BANDA ACEH, KOMPAS.com - Idenesia atau Ide untuk
Indonesia adalah program kerja sama Bakti Budaya Djarum Foundation
bersama Metro TV dan Pendiri Pusat Studi Indonesia Cerdas yang dipimpin
oleh musisi Yovie Widianto.
Program ini merupakan wujud konsistensi dan inovasi Bakti Budaya Djarum Foundation dalam menanamkan kecintaan terhadap budaya Indonesia.
Tujuannya menampilkan penyajian tayangan budaya yang menarik, modern namun informatif serta dapat menjangkau masyarakat lebih luas. Idenesia tayang di Metro TV setiap Kamis pukul 22.30 WIB.
Pada tayangan Idenesia untuk Indonesia Kaya kali ini, Yovie Widianto bersama Renitasari
Adrian, Program Director Bakti Budaya Djarum Foundation, mengajak masyarakat Indonesia mengenal lebih mendalam kekayaan dan keberagaman budaya Indonesia di Provinsi Aceh.
Di sini mereka mengeksplorasi kekayaan budaya dan keindahan alam Aceh yang unik dan menarik untuk ditelusuri.
Dalam tayangan tersebut, pemirsa televisi akan diajak melihat mulai dari budaya minum kopi masyarakat Aceh, mengenal sejarah provinsi terbarat Indonesia ini di Museum Aceh, mengenal lebih jauh warisan Tari Seudati, dan tentunya menikmati kuliner khas Aceh.
Destinasi
pertama Idenesia kali ini adalah Museum Aceh yang menyimpan berbagai
pernak-pernik peninggalan sejarah masyarakat Aceh sejak era prasejarah,
mulai dari peralatan pertanian, peralatan rumah tangga, senjata
tradisional dan pakaian tradisional.
Di museum yang didirikan pada masa pemerintahan Hindia Belanda ini, Yovie dan Renita menemukan berbagai koleksi manuskrip kuno, dokumentasi foto sejarah dan maket dari perkembangan Masjid Agung Baiturrahman.
Museum yang berbentuk sebuah rumah tradisional Aceh (Rumoh Aceh) ini merupakan bangunan berbentuk rumah panggung yang berbahan dasar kayu dan dapat dibongkar pasang secara fleksibel.
Di antara koleksi yang cukup populer dari museum ini adalah sebuah lonceng bernama Lonceng Cakra Donya yang usianya telah mencapai 1400 tahun.
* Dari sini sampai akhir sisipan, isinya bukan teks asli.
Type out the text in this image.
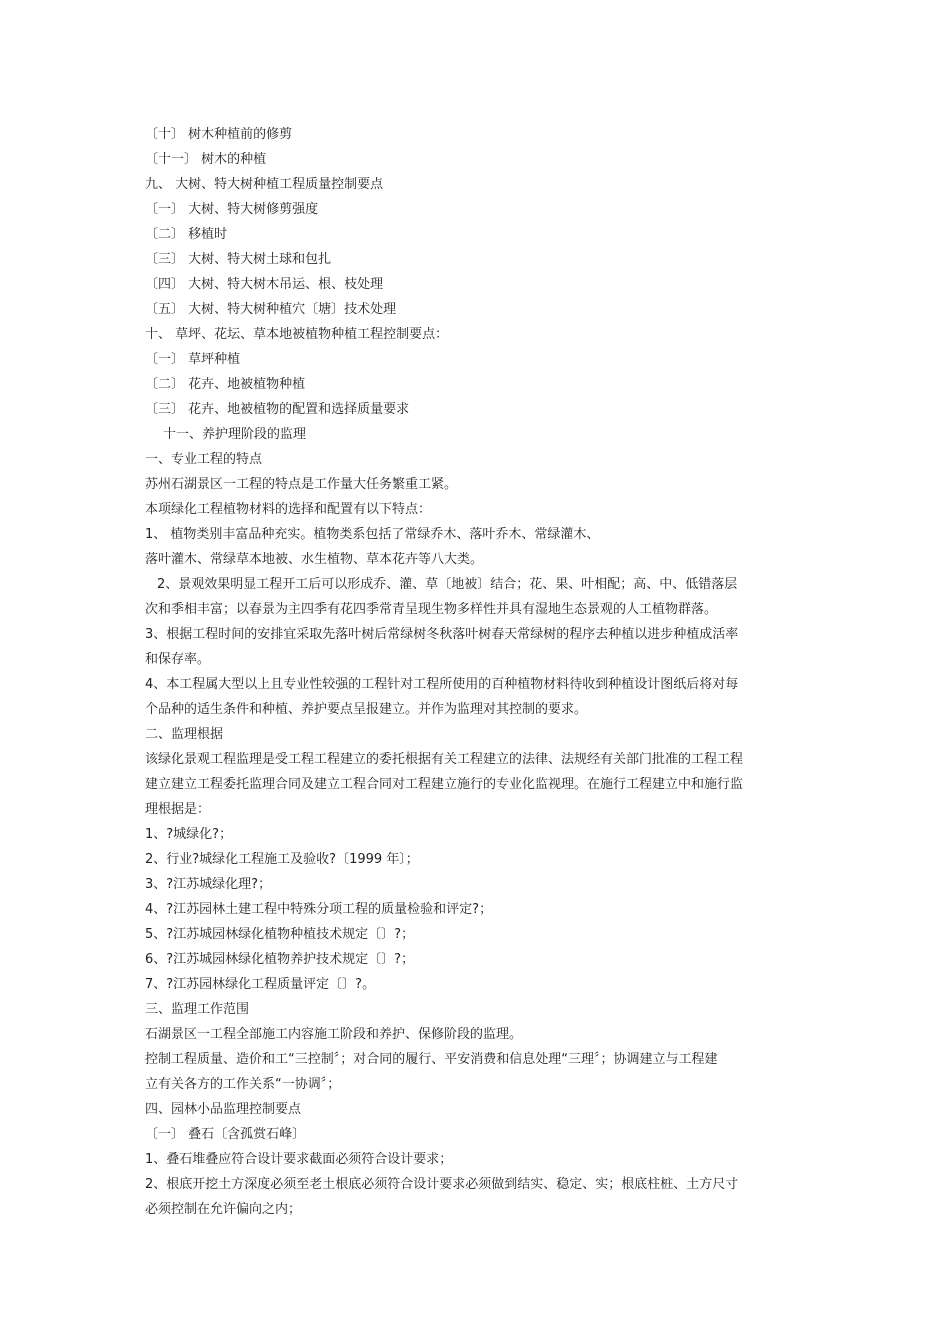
〔十〕 树木种植前的修剪
〔十一〕 树木的种植
九、 大树、特大树种植工程质量控制要点
〔一〕 大树、特大树修剪强度
〔二〕 移植时
〔三〕 大树、特大树土球和包扎
〔四〕 大树、特大树木吊运、根、枝处理
〔五〕 大树、特大树种植穴〔塘〕技术处理
十、 草坪、花坛、草本地被植物种植工程控制要点：
〔一〕 草坪种植
〔二〕 花卉、地被植物种植
〔三〕 花卉、地被植物的配置和选择质量要求
十一、养护理阶段的监理
一、专业工程的特点
苏州石湖景区一工程的特点是工作量大任务繁重工紧。
本项绿化工程植物材料的选择和配置有以下特点：
1、 植物类别丰富品种充实。植物类系包括了常绿乔木、落叶乔木、常绿灌木、
落叶灌木、常绿草本地被、水生植物、草本花卉等八大类。
2、景观效果明显工程开工后可以形成乔、灌、草〔地被〕结合；花、果、叶相配；高、中、低错落层
次和季相丰富；以春景为主四季有花四季常青呈现生物多样性并具有湿地生态景观的人工植物群落。
3、根据工程时间的安排宜采取先落叶树后常绿树冬秋落叶树春天常绿树的程序去种植以进步种植成活率
和保存率。
4、本工程属大型以上且专业性较强的工程针对工程所使用的百种植物材料待收到种植设计图纸后将对每
个品种的适生条件和种植、养护要点呈报建立。并作为监理对其控制的要求。
二、监理根据
该绿化景观工程监理是受工程工程建立的委托根据有关工程建立的法律、法规经有关部门批准的工程工程
建立建立工程委托监理合同及建立工程合同对工程建立施行的专业化监视理。在施行工程建立中和施行监
理根据是：
1、?城绿化?；
2、行业?城绿化工程施工及验收?〔1999 年〕；
3、?江苏城绿化理?；
4、?江苏园林土建工程中特殊分项工程的质量检验和评定?；
5、?江苏城园林绿化植物种植技术规定〔〕?；
6、?江苏城园林绿化植物养护技术规定〔〕?；
7、?江苏园林绿化工程质量评定〔〕?。
三、监理工作范围
石湖景区一工程全部施工内容施工阶段和养护、保修阶段的监理。
控制工程质量、造价和工“三控制〞；对合同的履行、平安消费和信息处理“三理〞；协调建立与工程建
立有关各方的工作关系“一协调〞；
四、园林小品监理控制要点
〔一〕 叠石〔含孤赏石峰〕
1、叠石堆叠应符合设计要求截面必须符合设计要求；
2、根底开挖土方深度必须至老土根底必须符合设计要求必须做到结实、稳定、实；根底柱桩、土方尺寸
必须控制在允许偏向之内；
Lonceng ini merupakan hadiah dari Kaisar China, dari Dinasti Ming kepada Sultan Pasai pada Abad ke-15 yang dihadiahkan saat perjalanan muhibah Laksamana Muhammad Cheng Ho.
Lonceng ini dibawa ke Aceh saat Sultan Ali Mughayat Syah dari Kesultanan Aceh menaklukkan Pasai pada tahun 1524.
Di Banda Aceh, Selasa (20/10/2015), Yovie bersama Renitasari bertemu dengan Muda Baliya, seniman Aceh, pemilik Sanggar Jamboe Hikayat, yang pernah meraih Rekor Muri atas prestasinya pembacaan hikayat terlama, yaitu 26 jam nonstop dengan jeda hanya 5 menit di tiap jam.
Muda menuturkan bagaimana peristiwa tsunami Aceh yang dialaminya sendiri dan bagaimana peristiwa ini mengubah masyarakat Serambi Mekkah.
Dalam
setiap penampilannya, Muda Baliya tidak lepas dari alat-alat peraga
seperti bansi (seruling), peudeung (pedang) dan bantal yang dibalut
dengan tikar pandan. Dengan kemampuan bertuturnya, ia mampu mengharumkan
nama Aceh sampai ke mancanegara.
Renitasari mengakui bahwa Aceh memiliki khasanah budaya dan kesenian yang unik, salah satunya adalah seni tutur atau hikayat Aceh yang harus dijaga dan dilestarikan, seperti yang dilakukan oleh Muda Baliya.
"Sangat mengharukan bagaimana ia bersama rekan-rekan seniman Aceh lainnya harus berjuang meneruskan tradisi berhikayat dari rumah ke rumah agar kesenian-kesenian tradisi yang ditinggalkan nenek moyang masih hidup di Aceh," katanya.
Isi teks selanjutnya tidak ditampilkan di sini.